[TRADUCTION]
Citation : Commission de l’assurance-emploi du Canada c TL, 2024 TSS 1488
Tribunal de la sécurité sociale du Canada
Division d’appel
Décision relative à une demande de
permission de faire appel
Partie demanderesse : | Commission de l’assurance-emploi du Canada |
Représentante ou représentant : | Jessica Murdoch |
Partie défenderesse : | T. L. |
Décision portée en appel : | Décision de la division générale datée du 4 novembre 2024 (GE-24-3215) |
Membre du Tribunal : | Stephen Bergen |
Date de la décision : | Le 29 novembre 2024 |
Numéro de dossier : | AD-24-787 |
Sur cette page
- Décision
- Aperçu
- Questions en litige
- Je ne donne pas à la Commission la permission de faire appel
- Conclusion
Décision
[1] Je refuse la permission de faire appel. L’appel n’ira pas de l’avant.
Aperçu
[2] La demanderesse est la Commission de l’assurance-emploi du Canada. T. L. est le défendeur. Je l’appellerai le prestataire parce que cette affaire porte sur sa demande de prestations d’assurance-emploi.
[3] Le prestataire a quitté son emploi le 3 octobre 2023 et a demandé des prestations d’assurance-emploi le même jour. La Commission a établi une période de prestations et a commencé à lui verser des prestations à compter de la semaine du 8 octobre 2023.
[4] Lorsque la Commission a été informée que l’employeur avait continué de verser une rémunération au prestataire jusqu’au 10 janvier 2024, elle a conclu que le prestataire n’avait pas subi d’arrêt de rémunération.

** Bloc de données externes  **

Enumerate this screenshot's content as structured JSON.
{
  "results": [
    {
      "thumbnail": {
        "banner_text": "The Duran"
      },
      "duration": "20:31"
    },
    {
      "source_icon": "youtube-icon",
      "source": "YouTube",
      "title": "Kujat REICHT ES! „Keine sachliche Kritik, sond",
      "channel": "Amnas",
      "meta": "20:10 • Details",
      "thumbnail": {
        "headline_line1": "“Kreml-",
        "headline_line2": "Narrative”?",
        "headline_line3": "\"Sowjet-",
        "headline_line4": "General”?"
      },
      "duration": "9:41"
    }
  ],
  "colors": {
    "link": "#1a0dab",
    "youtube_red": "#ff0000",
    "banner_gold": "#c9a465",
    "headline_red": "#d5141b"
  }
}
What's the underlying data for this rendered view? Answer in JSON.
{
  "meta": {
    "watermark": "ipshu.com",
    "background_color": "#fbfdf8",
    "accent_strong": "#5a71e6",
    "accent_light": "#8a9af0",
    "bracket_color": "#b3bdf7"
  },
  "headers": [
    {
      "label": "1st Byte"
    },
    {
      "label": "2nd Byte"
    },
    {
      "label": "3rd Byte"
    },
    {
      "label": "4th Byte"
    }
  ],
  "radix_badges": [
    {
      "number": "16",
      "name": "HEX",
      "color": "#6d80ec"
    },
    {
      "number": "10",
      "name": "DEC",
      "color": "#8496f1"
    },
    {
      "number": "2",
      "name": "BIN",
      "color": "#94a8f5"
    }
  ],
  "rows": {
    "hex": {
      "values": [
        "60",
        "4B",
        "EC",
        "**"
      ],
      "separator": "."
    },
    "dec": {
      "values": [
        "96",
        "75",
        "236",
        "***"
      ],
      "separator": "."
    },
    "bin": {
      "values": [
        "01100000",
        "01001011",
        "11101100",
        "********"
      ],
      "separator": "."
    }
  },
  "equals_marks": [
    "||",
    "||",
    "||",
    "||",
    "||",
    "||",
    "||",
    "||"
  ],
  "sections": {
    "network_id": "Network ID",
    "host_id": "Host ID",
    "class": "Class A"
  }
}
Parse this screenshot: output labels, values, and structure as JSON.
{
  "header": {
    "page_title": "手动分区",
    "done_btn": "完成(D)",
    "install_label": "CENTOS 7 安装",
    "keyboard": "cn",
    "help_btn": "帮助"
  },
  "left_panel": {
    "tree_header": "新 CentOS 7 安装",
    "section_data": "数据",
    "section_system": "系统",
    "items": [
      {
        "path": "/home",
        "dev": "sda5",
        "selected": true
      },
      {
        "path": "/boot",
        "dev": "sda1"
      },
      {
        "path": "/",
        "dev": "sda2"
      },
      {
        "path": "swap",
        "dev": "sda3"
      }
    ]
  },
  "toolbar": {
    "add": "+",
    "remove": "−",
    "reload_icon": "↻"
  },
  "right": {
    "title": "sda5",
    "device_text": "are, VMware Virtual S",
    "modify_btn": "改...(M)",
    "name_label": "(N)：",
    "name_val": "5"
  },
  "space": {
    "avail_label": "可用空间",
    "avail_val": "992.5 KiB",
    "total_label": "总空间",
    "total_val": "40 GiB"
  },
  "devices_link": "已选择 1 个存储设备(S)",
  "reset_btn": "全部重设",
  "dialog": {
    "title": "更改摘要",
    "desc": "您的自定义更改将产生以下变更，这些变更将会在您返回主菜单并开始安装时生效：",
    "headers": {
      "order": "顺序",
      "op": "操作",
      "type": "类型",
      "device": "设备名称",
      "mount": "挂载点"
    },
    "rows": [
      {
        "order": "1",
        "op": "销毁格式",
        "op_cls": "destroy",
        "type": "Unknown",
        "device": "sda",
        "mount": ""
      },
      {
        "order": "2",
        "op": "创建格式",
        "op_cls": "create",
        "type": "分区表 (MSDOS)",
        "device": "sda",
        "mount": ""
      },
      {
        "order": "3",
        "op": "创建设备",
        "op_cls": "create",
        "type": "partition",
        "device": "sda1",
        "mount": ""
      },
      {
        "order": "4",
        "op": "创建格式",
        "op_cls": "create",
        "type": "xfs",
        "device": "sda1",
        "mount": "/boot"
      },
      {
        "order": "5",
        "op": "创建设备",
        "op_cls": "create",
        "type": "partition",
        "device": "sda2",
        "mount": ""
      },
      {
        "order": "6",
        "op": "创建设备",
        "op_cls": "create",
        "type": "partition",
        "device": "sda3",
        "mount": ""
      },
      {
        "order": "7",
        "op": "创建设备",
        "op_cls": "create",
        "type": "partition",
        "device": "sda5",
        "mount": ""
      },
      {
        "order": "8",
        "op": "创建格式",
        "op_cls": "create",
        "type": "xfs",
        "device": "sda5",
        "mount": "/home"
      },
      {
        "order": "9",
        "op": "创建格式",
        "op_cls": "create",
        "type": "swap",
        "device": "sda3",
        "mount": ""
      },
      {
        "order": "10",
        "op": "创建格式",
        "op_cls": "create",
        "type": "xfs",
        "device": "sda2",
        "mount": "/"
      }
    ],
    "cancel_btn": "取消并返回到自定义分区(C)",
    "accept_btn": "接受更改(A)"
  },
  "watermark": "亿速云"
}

Le 26 avril 2024, la Commission a annulé la demande de prestations du prestataire et lui a ordonné de rembourser les prestations reçues. Le prestataire a demandé à la Commission de réviser sa décision, mais celle-ci a maintenu sa position.
[5] Le prestataire a fait appel à la division générale, qui a conclu que l’argent que l’employeur lui avait versé pour la période du 3 octobre 2023 au 10 janvier 2024 lui était dû en raison de sa mise à pied. Elle a conclu qu’il avait bien subi un arrêt de rémunération, car ce type de paiement ne peut pas être pris en compte dans le cadre d’un arrêt de rémunération.
[6] La Commission demande la permission de faire appel de la décision de la division générale.
[7] Je refuse la permission de faire appel. La Commission n’a pas établi qu’il était possible de soutenir que la division générale a agi injustement, qu’elle a outrepassé sa compétence, ou encore qu’elle a commis une erreur de fait.
Questions en litige
[8] Voici les questions en litige :
- a) Est-il possible de soutenir que la division générale a agi injustement en décidant de la nature de la rémunération, sans aviser la Commission?
- b) Est-il possible de soutenir que la division générale a outrepassé sa compétence en décidant si la rémunération du prestataire était assurable?
- c) Est-il possible de soutenir que la division générale a commis une erreur de fait lorsqu’elle a conclu que la rémunération était une indemnité de départ malgré la preuve qu’elle avait été versée à titre de « maintien du salaire »?
Je ne donne pas à la Commission la permission de faire appel
Erreur d’équité procédurale
[9] La division générale a décidé que le prestataire avait subi un arrêt de rémunération le 3 octobre 2023. La Commission reconnaît qu’il s’agissait de la question dont la division générale était saisie et elle affirme qu’elle ne conteste pas sa décision sur cette question. De plus, elle ne semble pas s’opposer au refus exprimé par la division générale d’examiner la question de la répartition.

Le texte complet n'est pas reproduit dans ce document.